User-agent: * Disallow:
This example displays a little more granularity pertaining to the instructions defined. Here, the instructions are only relevant to Googlebot. More specifically, it is telling Google not to index a specific page: your-page.html.
User-agent: Googlebot Disallow: /no-index/your-page.html
This example uses both the Disallow and Allow instructions. The directory /images is disallowed to be indexed by all search bots however, by defining
Allow: /images/logo.png, we can override the Disallow for a particular file, in this case logo.png.
User-agent: * Disallow: /images Allow: /images/logo.png
The final example is a use-case where JS, CSS, PNG files within the /demo/ folder are allowed to be indexed by the web crawler, while all other files are not. The * before the filetype extension indicates that all files with this extension are allowed.
User-agent: * Allow: /demo/*.js Allow: /demo/*.css Allow: /demo/*.png Disallow: /demo/
Using a Robots.txt File with a CDN
If you’re using a CDN, you may also have the ability to define instructions for the CDN’s robots.txt file. KeyCDN doesn’t enable the robots.txt file by default meaning that everything will be crawled. You can however choose to enable the robots.txt file within the advanced features section of your zone.
Once the robots.txt file is enabled in KeyCDN, its default is set to:
User-agent: * Disallow: /
However, this can be modified by adding custom instructions to the custom robots.txt box. Once changes here are made, be sure to save your settings and purge your zone.
For an in-depth guide to CDN SEO read our Indexing Images in SERPs article.

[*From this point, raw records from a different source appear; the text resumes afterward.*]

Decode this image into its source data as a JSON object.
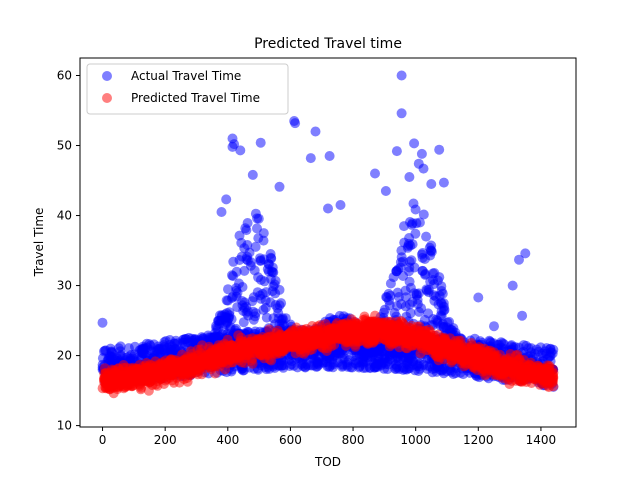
{
  "chart_data": {
    "type": "scatter",
    "title": "Predicted Travel time",
    "xlabel": "TOD",
    "ylabel": "Travel Time",
    "xlim": [
      -72,
      1512
    ],
    "ylim": [
      9.8,
      62.5
    ],
    "xticks": [
      0,
      200,
      400,
      600,
      800,
      1000,
      1200,
      1400
    ],
    "yticks": [
      10,
      20,
      30,
      40,
      50,
      60
    ],
    "grid": false,
    "legend_position": "top-left",
    "series": [
      {
        "name": "Actual Travel Time",
        "color": "#0000ff",
        "alpha": 0.5,
        "pattern": "dense band 15-22 across TOD 0-1440, two peaks near TOD ~480 (to ~40) and ~1000 (to ~42), sparse outliers up to 60",
        "outliers": [
          [
            0,
            24.7
          ],
          [
            955,
            60.0
          ],
          [
            955,
            54.6
          ],
          [
            612,
            53.5
          ],
          [
            615,
            53.2
          ],
          [
            680,
            52.0
          ],
          [
            415,
            51.0
          ],
          [
            420,
            50.2
          ],
          [
            995,
            50.3
          ],
          [
            1020,
            48.8
          ],
          [
            1075,
            49.4
          ],
          [
            940,
            49.2
          ],
          [
            415,
            49.8
          ],
          [
            505,
            50.4
          ],
          [
            440,
            49.3
          ],
          [
            725,
            48.5
          ],
          [
            665,
            48.2
          ],
          [
            1010,
            47.4
          ],
          [
            1025,
            46.7
          ],
          [
            870,
            46.0
          ],
          [
            980,
            45.5
          ],
          [
            480,
            45.8
          ],
          [
            1090,
            44.7
          ],
          [
            1050,
            44.5
          ],
          [
            565,
            44.1
          ],
          [
            905,
            43.5
          ],
          [
            395,
            42.3
          ],
          [
            380,
            40.5
          ],
          [
            760,
            41.5
          ],
          [
            720,
            41.0
          ],
          [
            1200,
            28.3
          ],
          [
            1250,
            24.2
          ],
          [
            1310,
            30.0
          ],
          [
            1330,
            33.7
          ],
          [
            1350,
            34.6
          ],
          [
            1340,
            25.7
          ]
        ]
      },
      {
        "name": "Predicted Travel Time",
        "color": "#ff0000",
        "alpha": 0.5,
        "pattern": "smooth arch from ~16 at TOD 0 to ~24 around TOD 800-900, back to ~17 at TOD 1440, band width ~6",
        "curve": [
          [
            0,
            16.3
          ],
          [
            100,
            16.9
          ],
          [
            200,
            17.7
          ],
          [
            300,
            19.0
          ],
          [
            400,
            20.3
          ],
          [
            500,
            21.3
          ],
          [
            600,
            22.0
          ],
          [
            700,
            22.6
          ],
          [
            800,
            23.3
          ],
          [
            900,
            23.6
          ],
          [
            1000,
            22.6
          ],
          [
            1100,
            21.0
          ],
          [
            1200,
            19.5
          ],
          [
            1300,
            18.2
          ],
          [
            1440,
            17.0
          ]
        ]
      }
    ]
  }
}
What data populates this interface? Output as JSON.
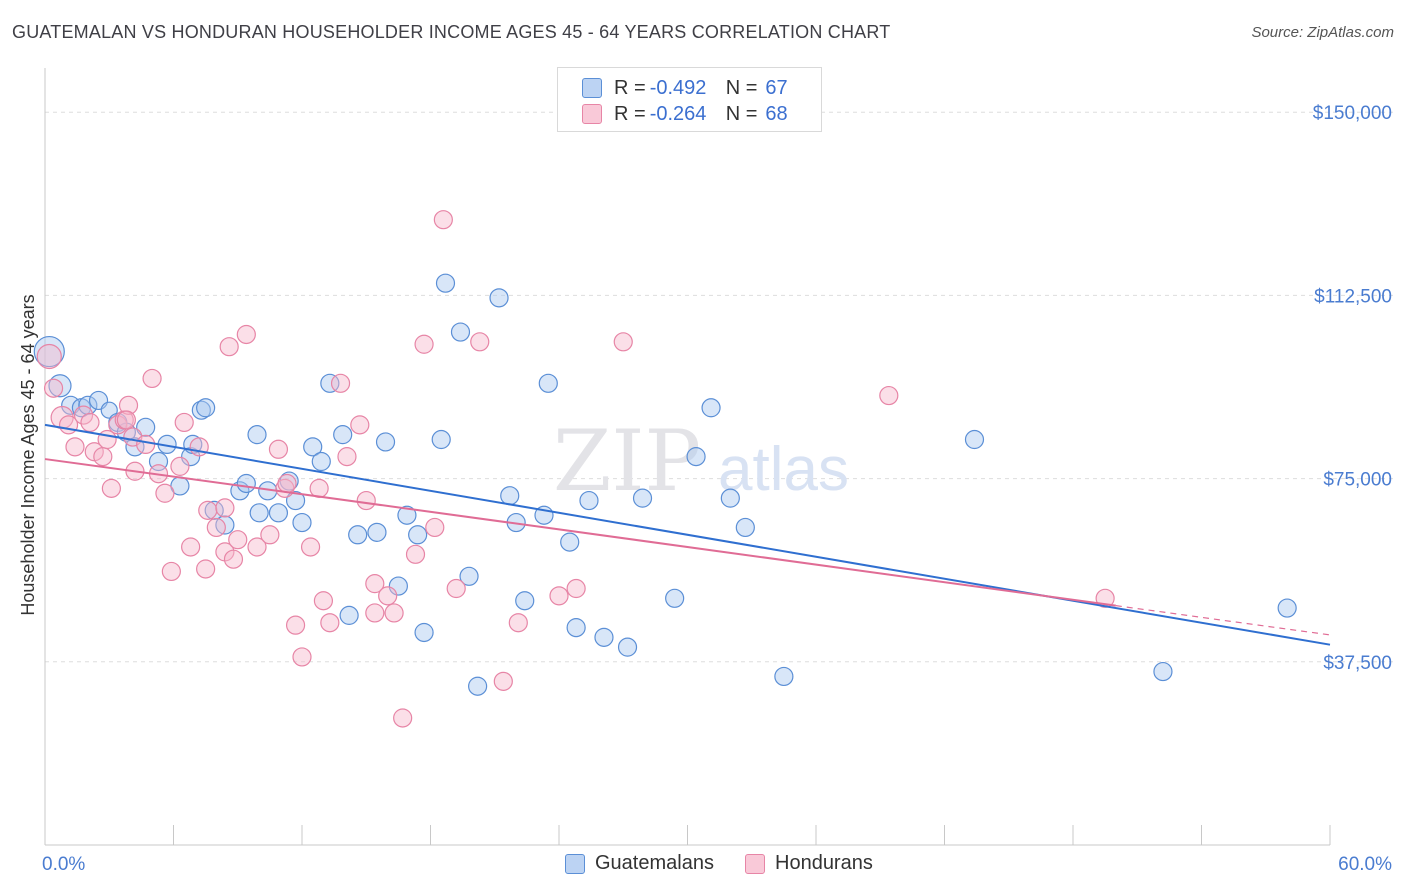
{
  "title": "GUATEMALAN VS HONDURAN HOUSEHOLDER INCOME AGES 45 - 64 YEARS CORRELATION CHART",
  "source": "Source: ZipAtlas.com",
  "watermark": {
    "zip": "ZIP",
    "atlas": "atlas"
  },
  "legend": {
    "rows": [
      {
        "r_label": "R =",
        "r_value": "-0.492",
        "n_label": "N =",
        "n_value": "67"
      },
      {
        "r_label": "R =",
        "r_value": "-0.264",
        "n_label": "N =",
        "n_value": "68"
      }
    ]
  },
  "bottom_legend": [
    "Guatemalans",
    "Hondurans"
  ],
  "chart_data": {
    "type": "scatter",
    "title": "GUATEMALAN VS HONDURAN HOUSEHOLDER INCOME AGES 45 - 64 YEARS CORRELATION CHART",
    "xlabel": "",
    "ylabel": "Householder Income Ages 45 - 64 years",
    "xlim": [
      0,
      60
    ],
    "ylim": [
      0,
      157000
    ],
    "x_tick_labels": [
      "0.0%",
      "60.0%"
    ],
    "y_ticks": [
      37500,
      75000,
      112500,
      150000
    ],
    "y_tick_labels": [
      "$37,500",
      "$75,000",
      "$112,500",
      "$150,000"
    ],
    "grid": true,
    "legend_position": "top-center",
    "colors": {
      "guatemalans_fill": "#a9c8f0",
      "guatemalans_stroke": "#5b8fd6",
      "guatemalans_line": "#2f6fd0",
      "hondurans_fill": "#f6b7cb",
      "hondurans_stroke": "#e785a6",
      "hondurans_line": "#e06c95",
      "tick_text": "#4a7cd0",
      "grid": "#dddddd"
    },
    "series": [
      {
        "name": "Guatemalans",
        "r": -0.492,
        "n": 67,
        "trend": {
          "x": [
            0,
            60
          ],
          "y": [
            86000,
            41000
          ],
          "dashed_from": null
        },
        "points": [
          [
            0.2,
            101000,
            15
          ],
          [
            0.7,
            94000,
            11
          ],
          [
            1.2,
            90000,
            9
          ],
          [
            1.7,
            89500,
            9
          ],
          [
            2.0,
            90000,
            9
          ],
          [
            2.5,
            91000,
            9
          ],
          [
            3.0,
            89000,
            8
          ],
          [
            3.4,
            86500,
            9
          ],
          [
            3.8,
            84500,
            9
          ],
          [
            4.2,
            81500,
            9
          ],
          [
            4.7,
            85500,
            9
          ],
          [
            5.3,
            78500,
            9
          ],
          [
            5.7,
            82000,
            9
          ],
          [
            6.3,
            73500,
            9
          ],
          [
            6.8,
            79500,
            9
          ],
          [
            7.3,
            89000,
            9
          ],
          [
            7.5,
            89500,
            9
          ],
          [
            7.9,
            68500,
            9
          ],
          [
            8.4,
            65500,
            9
          ],
          [
            9.1,
            72500,
            9
          ],
          [
            9.4,
            74000,
            9
          ],
          [
            9.9,
            84000,
            9
          ],
          [
            10.4,
            72500,
            9
          ],
          [
            10.9,
            68000,
            9
          ],
          [
            11.4,
            74500,
            9
          ],
          [
            11.7,
            70500,
            9
          ],
          [
            12.0,
            66000,
            9
          ],
          [
            12.5,
            81500,
            9
          ],
          [
            12.9,
            78500,
            9
          ],
          [
            13.3,
            94500,
            9
          ],
          [
            13.9,
            84000,
            9
          ],
          [
            14.2,
            47000,
            9
          ],
          [
            14.6,
            63500,
            9
          ],
          [
            15.5,
            64000,
            9
          ],
          [
            15.9,
            82500,
            9
          ],
          [
            16.5,
            53000,
            9
          ],
          [
            16.9,
            67500,
            9
          ],
          [
            17.4,
            63500,
            9
          ],
          [
            17.7,
            43500,
            9
          ],
          [
            18.5,
            83000,
            9
          ],
          [
            18.7,
            115000,
            9
          ],
          [
            19.4,
            105000,
            9
          ],
          [
            19.8,
            55000,
            9
          ],
          [
            20.2,
            32500,
            9
          ],
          [
            21.2,
            112000,
            9
          ],
          [
            21.7,
            71500,
            9
          ],
          [
            22.0,
            66000,
            9
          ],
          [
            22.4,
            50000,
            9
          ],
          [
            23.3,
            67500,
            9
          ],
          [
            23.5,
            94500,
            9
          ],
          [
            24.5,
            62000,
            9
          ],
          [
            24.8,
            44500,
            9
          ],
          [
            25.4,
            70500,
            9
          ],
          [
            26.1,
            42500,
            9
          ],
          [
            27.2,
            40500,
            9
          ],
          [
            27.9,
            71000,
            9
          ],
          [
            29.4,
            50500,
            9
          ],
          [
            30.4,
            79500,
            9
          ],
          [
            31.1,
            89500,
            9
          ],
          [
            32.0,
            71000,
            9
          ],
          [
            32.7,
            65000,
            9
          ],
          [
            34.5,
            34500,
            9
          ],
          [
            43.4,
            83000,
            9
          ],
          [
            52.2,
            35500,
            9
          ],
          [
            58.0,
            48500,
            9
          ],
          [
            6.9,
            82000,
            9
          ],
          [
            10.0,
            68000,
            9
          ]
        ]
      },
      {
        "name": "Hondurans",
        "r": -0.264,
        "n": 68,
        "trend": {
          "x": [
            0,
            60
          ],
          "y": [
            79000,
            43000
          ],
          "dashed_from": 50
        },
        "points": [
          [
            0.2,
            100000,
            12
          ],
          [
            0.4,
            93500,
            9
          ],
          [
            0.8,
            87500,
            11
          ],
          [
            1.1,
            86000,
            9
          ],
          [
            1.4,
            81500,
            9
          ],
          [
            1.8,
            88000,
            9
          ],
          [
            2.1,
            86500,
            9
          ],
          [
            2.3,
            80500,
            9
          ],
          [
            2.7,
            79500,
            9
          ],
          [
            2.9,
            83000,
            9
          ],
          [
            3.1,
            73000,
            9
          ],
          [
            3.4,
            86000,
            9
          ],
          [
            3.7,
            87000,
            9
          ],
          [
            3.9,
            90000,
            9
          ],
          [
            4.1,
            83500,
            9
          ],
          [
            4.2,
            76500,
            9
          ],
          [
            4.7,
            82000,
            9
          ],
          [
            5.0,
            95500,
            9
          ],
          [
            5.3,
            76000,
            9
          ],
          [
            5.6,
            72000,
            9
          ],
          [
            5.9,
            56000,
            9
          ],
          [
            6.3,
            77500,
            9
          ],
          [
            6.5,
            86500,
            9
          ],
          [
            6.8,
            61000,
            9
          ],
          [
            7.2,
            81500,
            9
          ],
          [
            7.5,
            56500,
            9
          ],
          [
            7.6,
            68500,
            9
          ],
          [
            8.0,
            65000,
            9
          ],
          [
            8.4,
            60000,
            9
          ],
          [
            8.6,
            102000,
            9
          ],
          [
            8.8,
            58500,
            9
          ],
          [
            9.0,
            62500,
            9
          ],
          [
            9.4,
            104500,
            9
          ],
          [
            9.9,
            61000,
            9
          ],
          [
            10.5,
            63500,
            9
          ],
          [
            10.9,
            81000,
            9
          ],
          [
            11.2,
            73000,
            9
          ],
          [
            11.7,
            45000,
            9
          ],
          [
            12.0,
            38500,
            9
          ],
          [
            12.4,
            61000,
            9
          ],
          [
            12.8,
            73000,
            9
          ],
          [
            13.0,
            50000,
            9
          ],
          [
            13.3,
            45500,
            9
          ],
          [
            13.8,
            94500,
            9
          ],
          [
            14.1,
            79500,
            9
          ],
          [
            14.7,
            86000,
            9
          ],
          [
            15.0,
            70500,
            9
          ],
          [
            15.4,
            53500,
            9
          ],
          [
            16.0,
            51000,
            9
          ],
          [
            16.3,
            47500,
            9
          ],
          [
            16.7,
            26000,
            9
          ],
          [
            17.3,
            59500,
            9
          ],
          [
            17.7,
            102500,
            9
          ],
          [
            18.2,
            65000,
            9
          ],
          [
            18.6,
            128000,
            9
          ],
          [
            19.2,
            52500,
            9
          ],
          [
            20.3,
            103000,
            9
          ],
          [
            21.4,
            33500,
            9
          ],
          [
            22.1,
            45500,
            9
          ],
          [
            24.0,
            51000,
            9
          ],
          [
            24.8,
            52500,
            9
          ],
          [
            27.0,
            103000,
            9
          ],
          [
            39.4,
            92000,
            9
          ],
          [
            49.5,
            50500,
            9
          ],
          [
            15.4,
            47500,
            9
          ],
          [
            8.4,
            69000,
            9
          ],
          [
            3.8,
            87000,
            9
          ],
          [
            11.3,
            74000,
            9
          ]
        ]
      }
    ]
  }
}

There are many reasons for having a robots.txt file including:
- You don’t want search bots to index particular content,
- Your site isn’t live yet,
- You want to specify which search bots can index content, etc.
However, it is not always necessary to have a robots.txt file. If you do not want to instruct search bots on how to crawl your website, you simply do not need a robots.txt file. Alternatively, in the case that you do, simply adding the file to the site’s root directory and accessing it via
https://example.com/robots.txt will allow you to easily customize how web crawlers will scan your site.
Be aware that when creating a robots.txt file you are not blocking any resources that the search bots need in order to properly index your content.
To help verify this, Google Search Console provides a robots.txt tester which you can use to verify that your robots file is not blocking any important content.